Monday, 15 February 2016

Capital III, Chapter 26 - Part 11

One of the committee members, Cayley, points out the flaw in the idea that the rate of interest rises because the value of money-capital rises due to a rising demand for it arising from an expansion of trade. He points out that an indication of an expansion of trade was the increase in the gold reserves, held by the Bank of England. However, he points out that when the reserves had been at £16 m., interest rates were around 3-4%, whereas when they had been at only £9 -10 m. interest rates had been at around 6-7%.
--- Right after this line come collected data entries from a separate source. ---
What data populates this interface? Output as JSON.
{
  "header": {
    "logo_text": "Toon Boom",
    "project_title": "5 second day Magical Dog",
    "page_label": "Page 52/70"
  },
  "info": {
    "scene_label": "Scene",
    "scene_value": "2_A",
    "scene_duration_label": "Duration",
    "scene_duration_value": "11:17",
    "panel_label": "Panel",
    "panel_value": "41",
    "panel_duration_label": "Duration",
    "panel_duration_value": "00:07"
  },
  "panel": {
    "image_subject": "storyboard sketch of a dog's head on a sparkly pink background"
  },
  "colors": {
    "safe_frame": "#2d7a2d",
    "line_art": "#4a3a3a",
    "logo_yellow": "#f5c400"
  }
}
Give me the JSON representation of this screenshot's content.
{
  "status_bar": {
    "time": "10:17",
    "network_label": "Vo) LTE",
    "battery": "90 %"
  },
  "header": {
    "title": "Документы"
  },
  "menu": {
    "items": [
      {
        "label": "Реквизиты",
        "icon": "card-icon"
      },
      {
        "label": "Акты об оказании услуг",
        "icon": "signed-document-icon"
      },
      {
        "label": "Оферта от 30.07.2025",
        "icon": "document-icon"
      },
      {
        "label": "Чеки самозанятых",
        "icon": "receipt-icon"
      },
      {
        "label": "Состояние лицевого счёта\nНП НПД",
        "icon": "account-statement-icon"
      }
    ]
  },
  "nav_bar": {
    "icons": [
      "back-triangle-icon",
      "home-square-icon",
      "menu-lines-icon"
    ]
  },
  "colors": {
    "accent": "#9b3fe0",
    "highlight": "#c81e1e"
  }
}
Its in this context that Overstone makes the comment referred to earlier, where he denies that industrialists and merchants are capitalists, believing that only money-capital is capital, and only the money-capitalists are capitalists.

Asked,

"Under a drain of bullion (of the Bank of England) is not the great strain, on the contrary, for capitalists to obtain money?" (p 426)

Overstone replies,

"No, it is not the capitalists, it is those who are not capitalists, who want to obtain money and why do they want to obtain money? ... Because through the money they obtain the command of the capital of the capitalist to carry on the business of the persons who are not capitalists." (p 426)

But, under further questioning he flounders. First, he is led to draw back from his previous statement and say,

“The parties who draw bills of exchange may be, and may not be, capitalists."(p 426)


Then he denies that bills of exchange represent the value of commodities in the same way that bank notes represent the value of gold. And, he once again shows a lack of understanding of the difference between money and capital, by seeing the discounting of bills as being a means of obtaining capital rather than money.